Nach diesem ereignisreichen Tag steht der nächste vor der Tür. Der B-Karli fordert sein Buch zurück. Doch Alexander streitet ab, dieses an sich genommen zu haben. Unterstützt wird sein Dementi vom Gruber, der nun seine große Chance gekommen sieht, Anerkennung in der Klasse zu erhalten. Außerdem wird an diesem Tag das Fehlen der Perlmutterfarbe aufgedeckt und weitere Diebstähle stehen im Raum. Recht bald ist dann der vermeintlich Schuldige gefunden: der B-Karli. Es entsteht eine Hetzjagd gegen die B-Klasse, der sich allerdings sechs Schüler der A-Klasse, unter ihnen der Maulwurf und der starke Knockout, entgegenstellen. Diese setzen sich für die Gerechtigkeit ein, während es den anderen im Grunde genommen nicht um die Wahrheit geht, sondern darum, als A-Klasse besser dazustehen als die B-Klasse. Nach vielen Tagen mit Verdächtigungen, Spionage, Drohungen und Handgreiflichkeiten kommt es bei einem Ausflug zum großen Showdown.
Anna Maria Jokl musste 1933 aus dem nationalsozialistischen Deutschland flüchten und kam für viele Jahre in Prag unter, wo sie auch ihr bekanntestes Buch "Die Perlmutterfarbe" schrieb. 1939 musste sie in einer Nacht-und-Nebel-Aktion 1939 erneut fliehen, ohne die Möglichkeit zu haben, ihr wertvolles Manuskript mitzunehmen. Doch Jokls Lebensretter rettete auch ihr Manuskript. Das Buch beinhaltet alle Charaktere, denen man gleichermaßen auf der Straße oder in seiner näheren Umgebung begegnen kann: die Kluge, der Schweigsame, der Neugierige, der Schläger, der Schüchterne, der Im-Mittelpunkt-stehen-Wollende und viele andere.

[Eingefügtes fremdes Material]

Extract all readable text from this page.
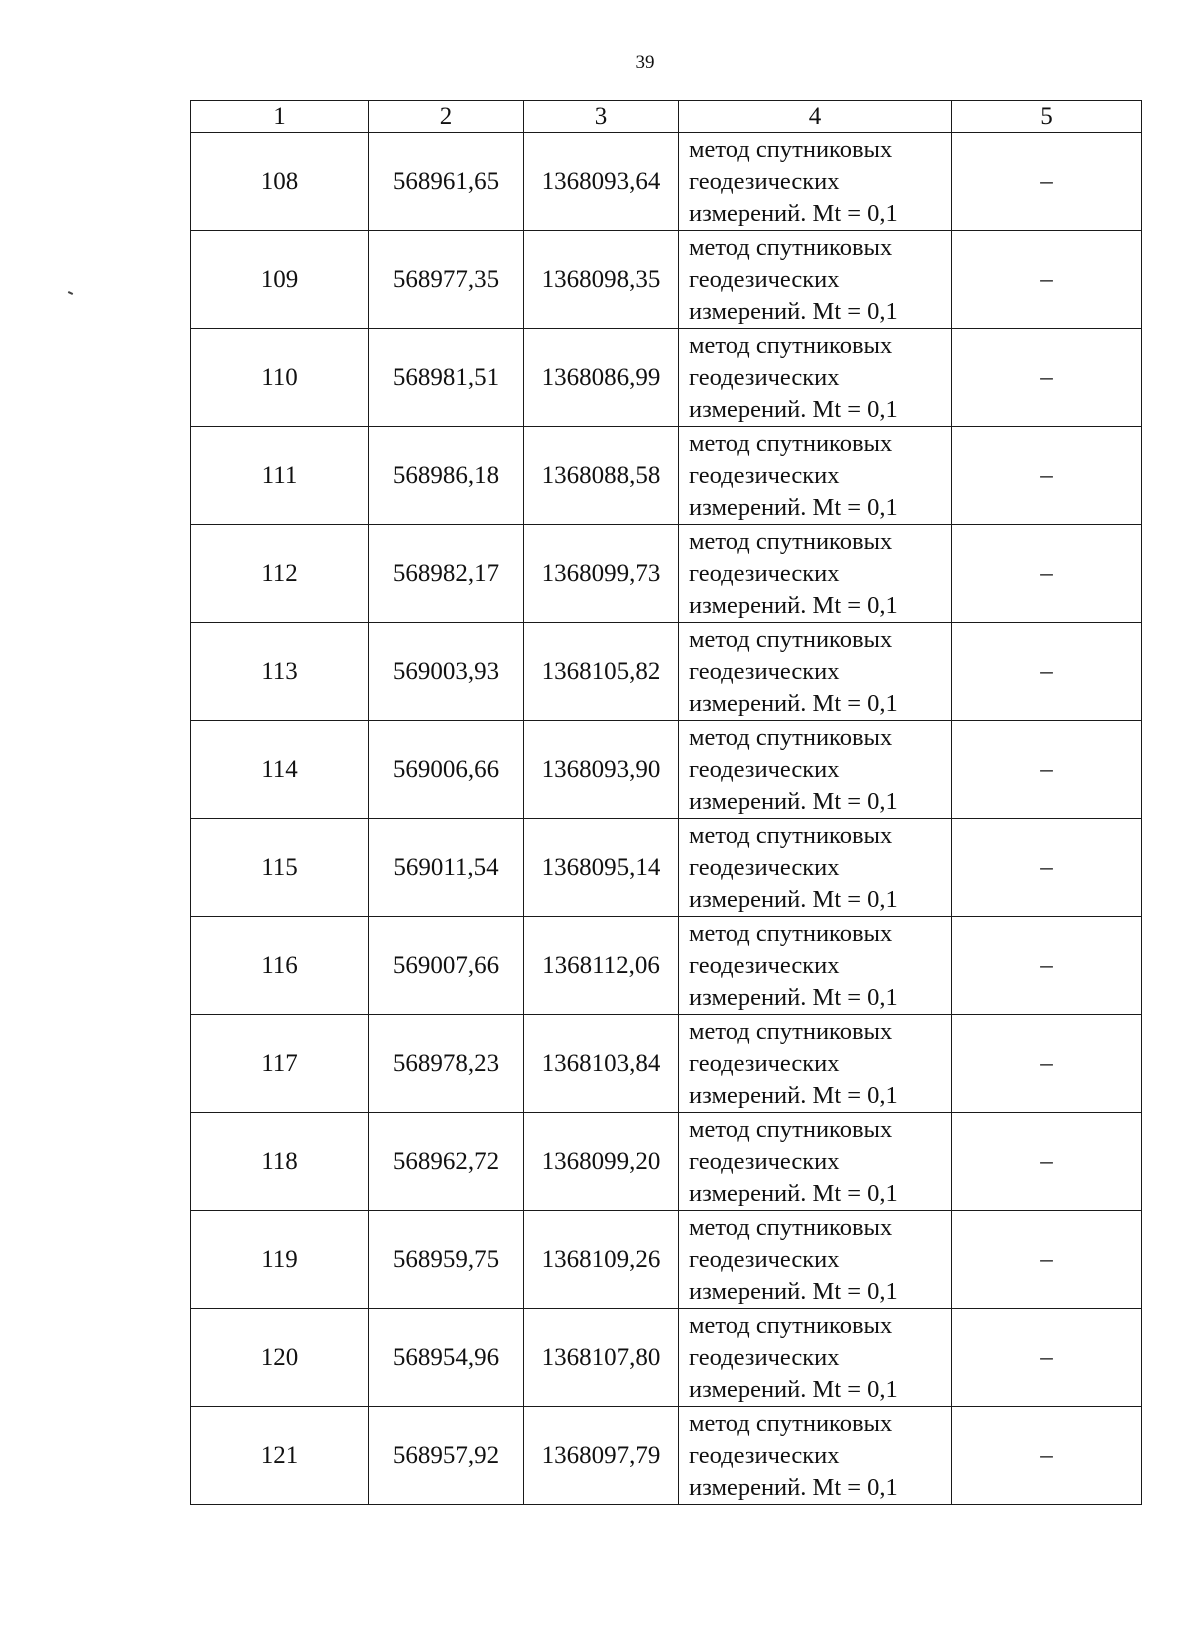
39
1	2	3	4	5
108	568961,65	1368093,64	метод спутниковых
геодезических
измерений. Mt = 0,1	–
109	568977,35	1368098,35	метод спутниковых
геодезических
измерений. Mt = 0,1	–
110	568981,51	1368086,99	метод спутниковых
геодезических
измерений. Mt = 0,1	–
111	568986,18	1368088,58	метод спутниковых
геодезических
измерений. Mt = 0,1	–
112	568982,17	1368099,73	метод спутниковых
геодезических
измерений. Mt = 0,1	–
113	569003,93	1368105,82	метод спутниковых
геодезических
измерений. Mt = 0,1	–
114	569006,66	1368093,90	метод спутниковых
геодезических
измерений. Mt = 0,1	–
115	569011,54	1368095,14	метод спутниковых
геодезических
измерений. Mt = 0,1	–
116	569007,66	1368112,06	метод спутниковых
геодезических
измерений. Mt = 0,1	–
117	568978,23	1368103,84	метод спутниковых
геодезических
измерений. Mt = 0,1	–
118	568962,72	1368099,20	метод спутниковых
геодезических
измерений. Mt = 0,1	–
119	568959,75	1368109,26	метод спутниковых
геодезических
измерений. Mt = 0,1	–
120	568954,96	1368107,80	метод спутниковых
геодезических
измерений. Mt = 0,1	–
121	568957,92	1368097,79	метод спутниковых
геодезических
измерений. Mt = 0,1	–
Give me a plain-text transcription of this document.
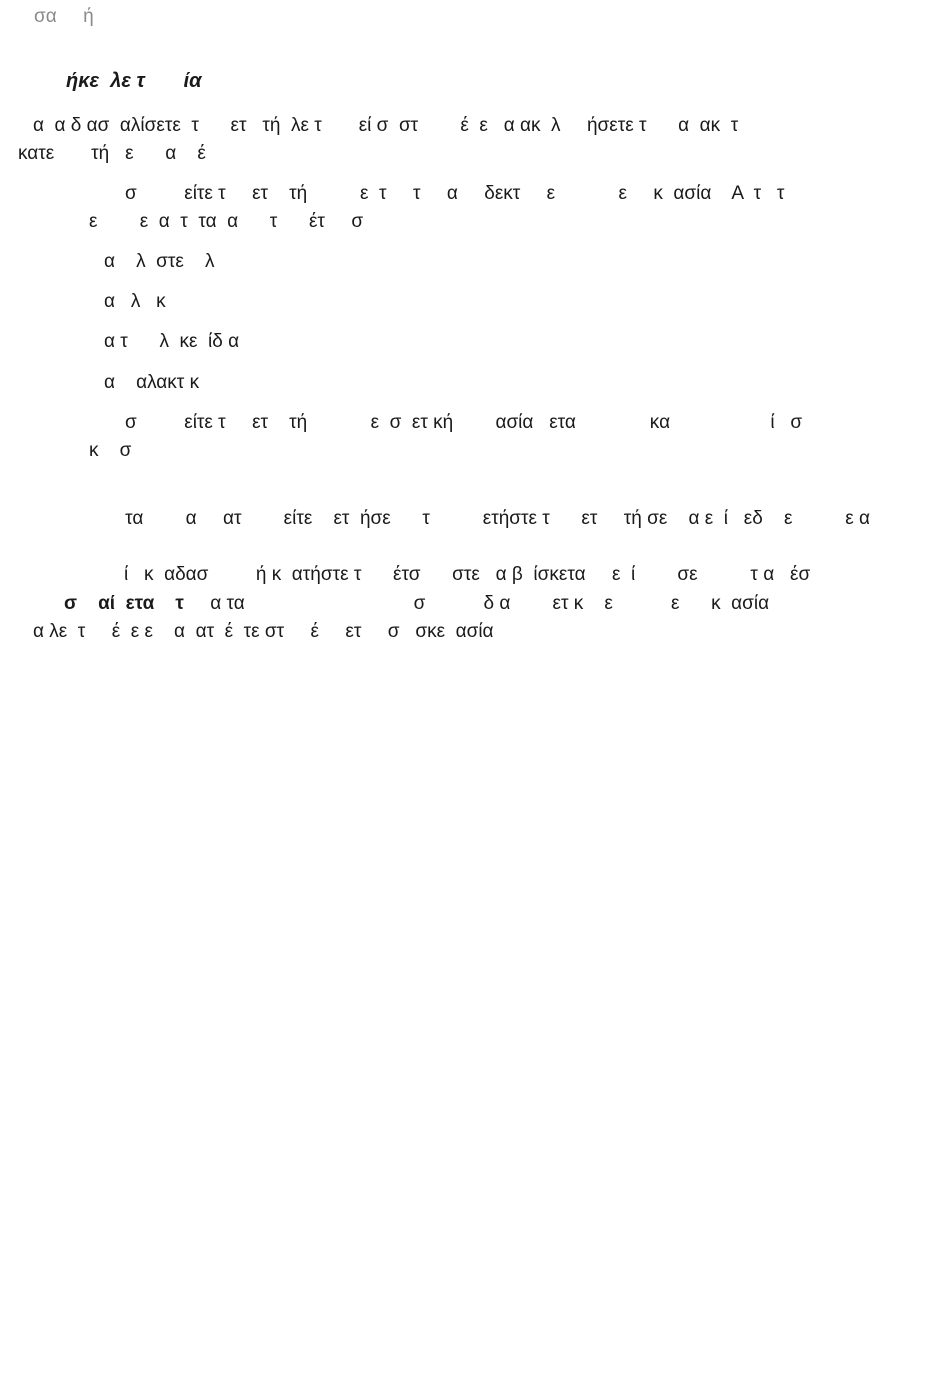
σα     ή
ήκε  λε τ       ία

α  α δ ασ  αλίσετε  τ      ετ   τή  λε τ       εί σ  στ        έ  ε   α ακ  λ     ήσετε τ      α  ακ  τ
κατε       τή   ε      α    έ

σ         είτε τ     ετ    τή          ε  τ     τ     α     δεκτ     ε            ε     κ  ασία    Α  τ   τ
ε        ε  α  τ  τα  α      τ      έτ     σ

α    λ  στε    λ

α   λ   κ

α τ      λ  κε  ίδ α

α    αλακτ κ

σ         είτε τ     ετ    τή            ε  σ  ετ κή        ασία   ετα              κα                   ί   σ
κ    σ

τα        α     ατ        είτε    ετ  ήσε      τ          ετήστε τ      ετ     τή σε    α ε  ί   εδ    ε          ε α

ί   κ  αδασ         ή κ  ατήστε τ      έτσ      στε   α β  ίσκετα     ε  ί        σε          τ α   έσ

σ    αί  ετα    τ     α τα                                σ           δ α        ετ κ    ε           ε      κ  ασία
α λε  τ     έ  ε ε    α  ατ  έ  τε στ     έ     ετ     σ   σκε  ασία
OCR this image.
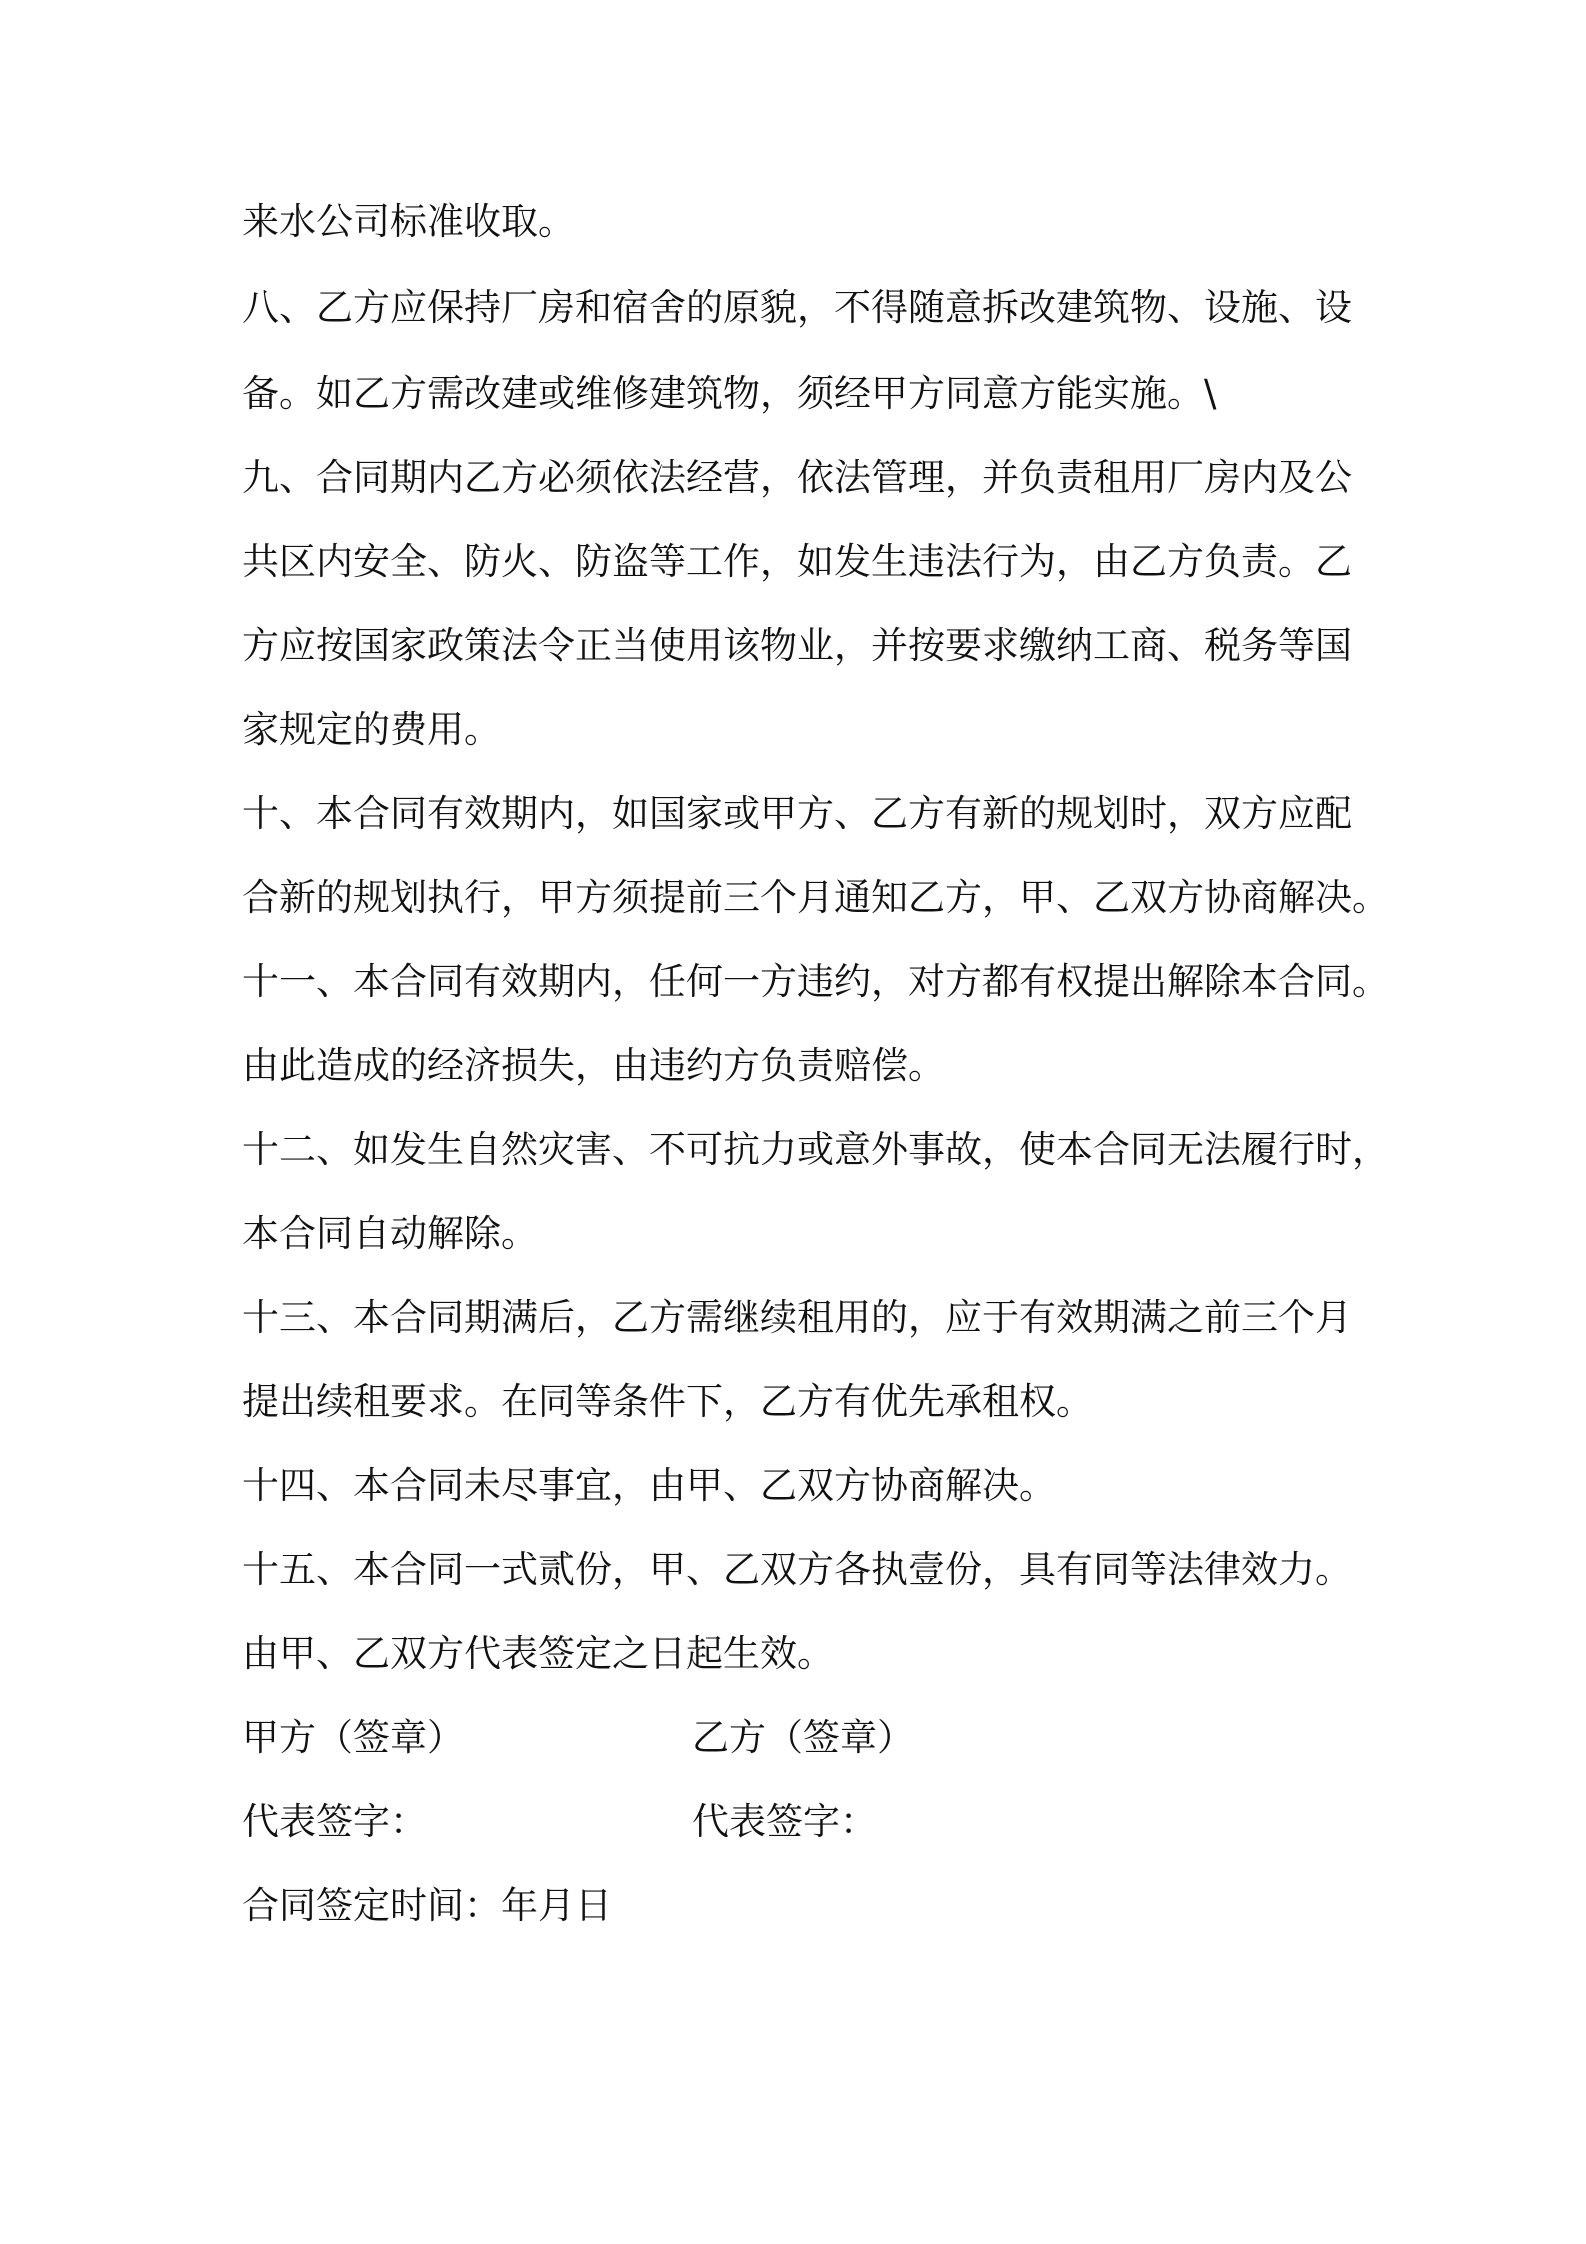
来水公司标准收取。
八、乙方应保持厂房和宿舍的原貌，不得随意拆改建筑物、设施、设
备。如乙方需改建或维修建筑物，须经甲方同意方能实施。\
九、合同期内乙方必须依法经营，依法管理，并负责租用厂房内及公
共区内安全、防火、防盗等工作，如发生违法行为，由乙方负责。乙
方应按国家政策法令正当使用该物业，并按要求缴纳工商、税务等国
家规定的费用。
十、本合同有效期内，如国家或甲方、乙方有新的规划时，双方应配
合新的规划执行，甲方须提前三个月通知乙方，甲、乙双方协商解决。
十一、本合同有效期内，任何一方违约，对方都有权提出解除本合同。
由此造成的经济损失，由违约方负责赔偿。
十二、如发生自然灾害、不可抗力或意外事故，使本合同无法履行时，
本合同自动解除。
十三、本合同期满后，乙方需继续租用的，应于有效期满之前三个月
提出续租要求。在同等条件下，乙方有优先承租权。
十四、本合同未尽事宜，由甲、乙双方协商解决。
十五、本合同一式贰份，甲、乙双方各执壹份，具有同等法律效力。
由甲、乙双方代表签定之日起生效。
甲方（签章）	乙方（签章）
代表签字：	代表签字：
合同签定时间：年月日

Dabei zeigt sich, dass sich die Charaktere im Laufe des Buches wandeln können: Sie ändern ihre Meinungen und lassen sich von der "richtigen" Seite überzeugen. Doch jeder Schüler für sich genommen, unabhängig davon ob A oder B, hat einen Wesenszug, den der Leser selbst an sich wiederfinden kann. Die Namen der einzelnen Figuren lassen auf deren Eigenheiten rückschließen.
Die Sprache, die in den 30er Jahren in Deutschland gesprochen wurde, ist nicht mehr mit der heutigen zu vergleichen. Durch sie entsteht eine Authentizität, die den Leser in eine Vergangenheit trägt, die zum Schmunzeln einlädt. Das Buch ist zwar an einigen Stellen etwas langatmig, verliert aber nichts von der Spannung, die erst am Schluss endgültig gelöst wird. Zudem ist es, wie der Untertitel verrät, nicht nur für Kinder gedacht, sondern gleichsam für Erwachsene geeignet.